The 48-year-old fugitive diamond merchant has been lodged at Wandsworth prison in south-west London since his third attempt at seeking bail was rejected by Chief Magistrate Emma Arbuthnot at the last hearing at Westminster Magistrates’ Court earlier this month.
A U.K. court on May 30 extended till June 27 the remand of fugitive diamond merchant Nirav Modi, who is fighting his extradition to India in the nearly $2 billion Punjab National Bank (PNB) fraud and money laundering case.
The 48-year-old has been lodged at Wandsworth prison in south-west London since his third attempt at seeking bail was rejected by Chief Magistrate Emma Arbuthnot at the last hearing at Westminster Magistrates Court earlier this month.

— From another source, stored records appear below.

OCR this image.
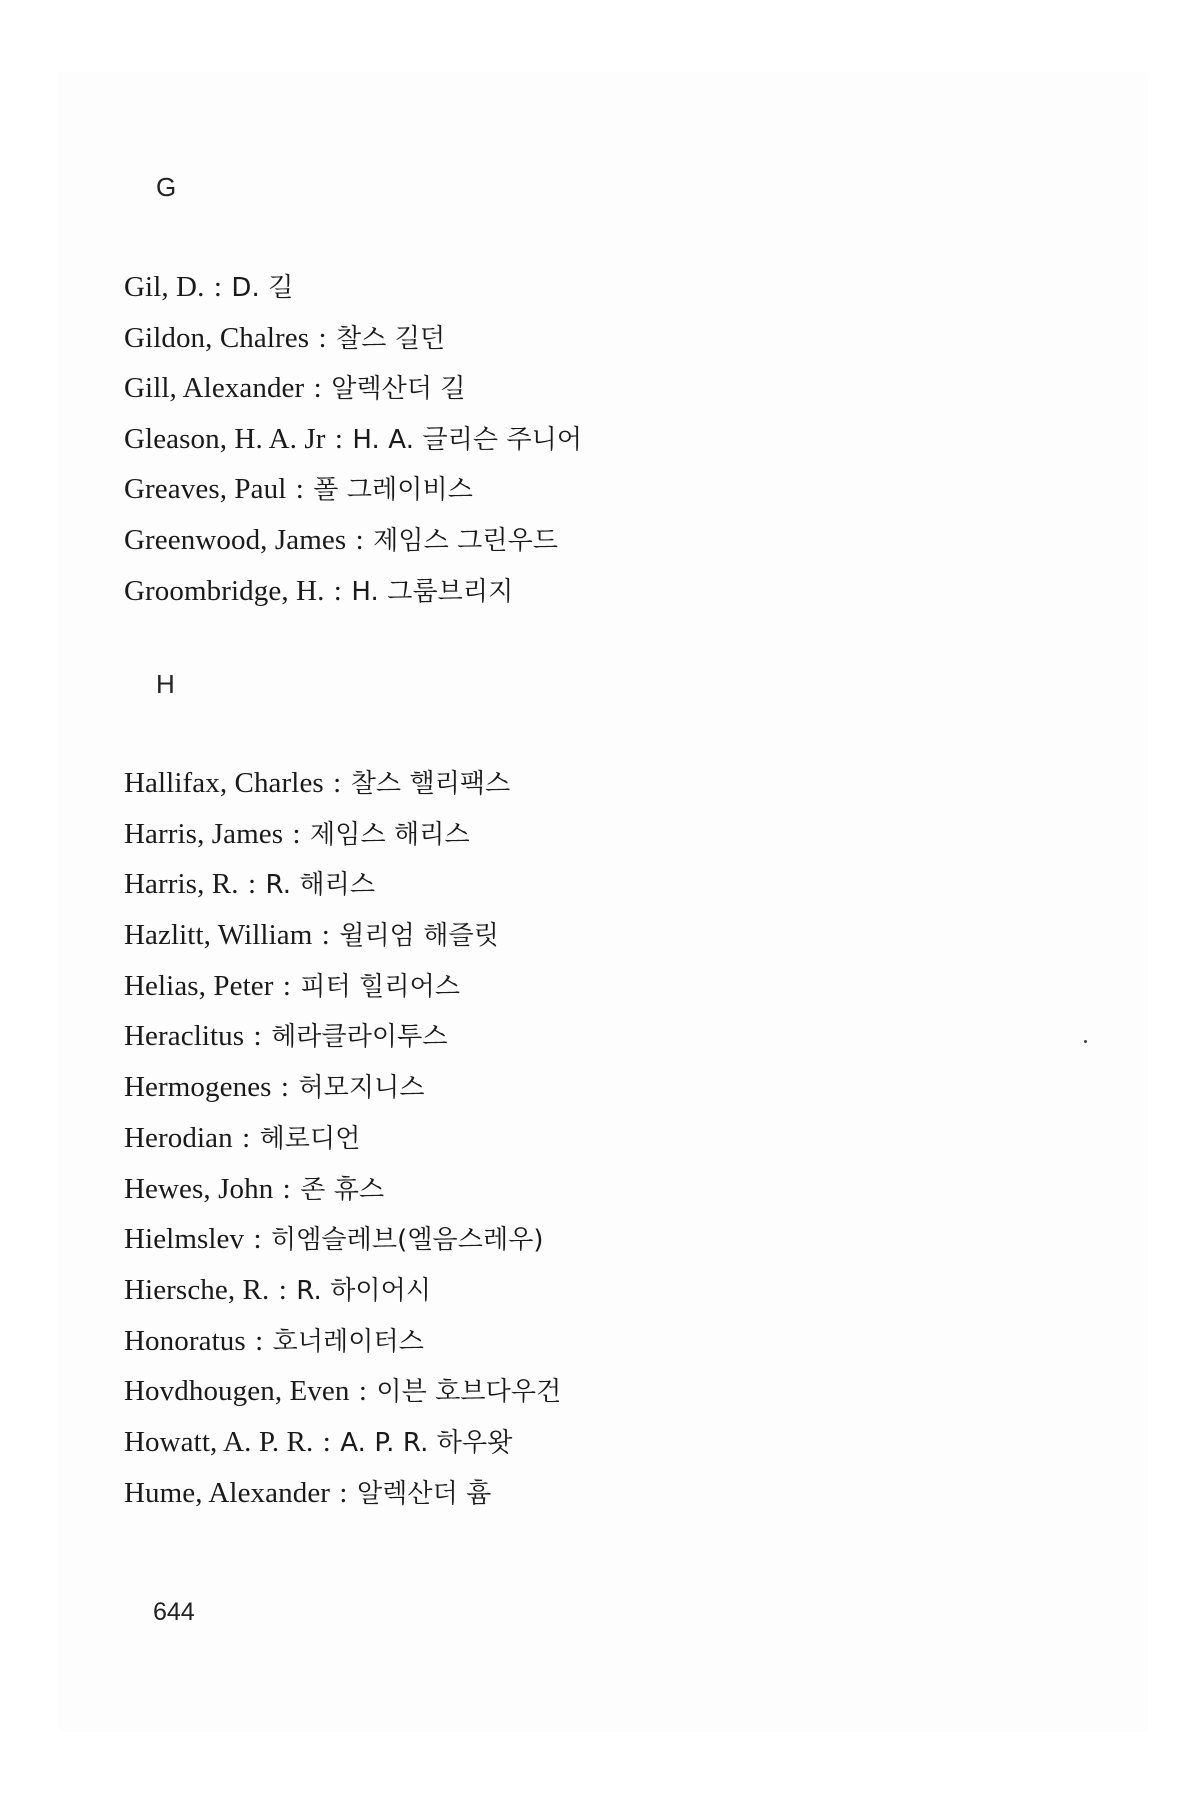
G
Gil, D. : D. 길
Gildon, Chalres : 찰스 길던
Gill, Alexander : 알렉산더 길
Gleason, H. A. Jr : H. A. 글리슨 주니어
Greaves, Paul : 폴 그레이비스
Greenwood, James : 제임스 그린우드
Groombridge, H. : H. 그룸브리지
H
Hallifax, Charles : 찰스 핼리팩스
Harris, James : 제임스 해리스
Harris, R. : R. 해리스
Hazlitt, William : 윌리엄 해즐릿
Helias, Peter : 피터 힐리어스
Heraclitus : 헤라클라이투스
Hermogenes : 허모지니스
Herodian : 헤로디언
Hewes, John : 존 휴스
Hielmslev : 히엠슬레브(엘음스레우)
Hiersche, R. : R. 하이어시
Honoratus : 호너레이터스
Hovdhougen, Even : 이븐 호브다우건
Howatt, A. P. R. : A. P. R. 하우왓
Hume, Alexander : 알렉산더 흄
644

He was produced before Chief Magistrate Arbuthnot for the first case management hearing in the case. The judge remanded him till June 27.
The judge also asked the Indian government to provide within 14 days the information on which prison he will be held at.
Mr. Nirav Modi was arrested by uniformed Scotland Yard officers on an extradition warrant from a Metro Bank branch in central London as he attempted to open a new bank account on March 19 and has been in prison since.
During subsequent hearings, Westminster Magistrates’ Court was told that Mr. Nirav Modi was the “principal beneficiary” of the fraudulent issuance of letters of undertaking (LoUs) as part of a conspiracy to defraud PNB and then laundering the proceeds of crime.
Chief Magistrate Arbuthnot, the judge who had ordered the Mallya extradition in December 2018, has been very firm with the CPS, representing the Indian government, about proper indexing of all documents to be submitted to the court in relation to the case.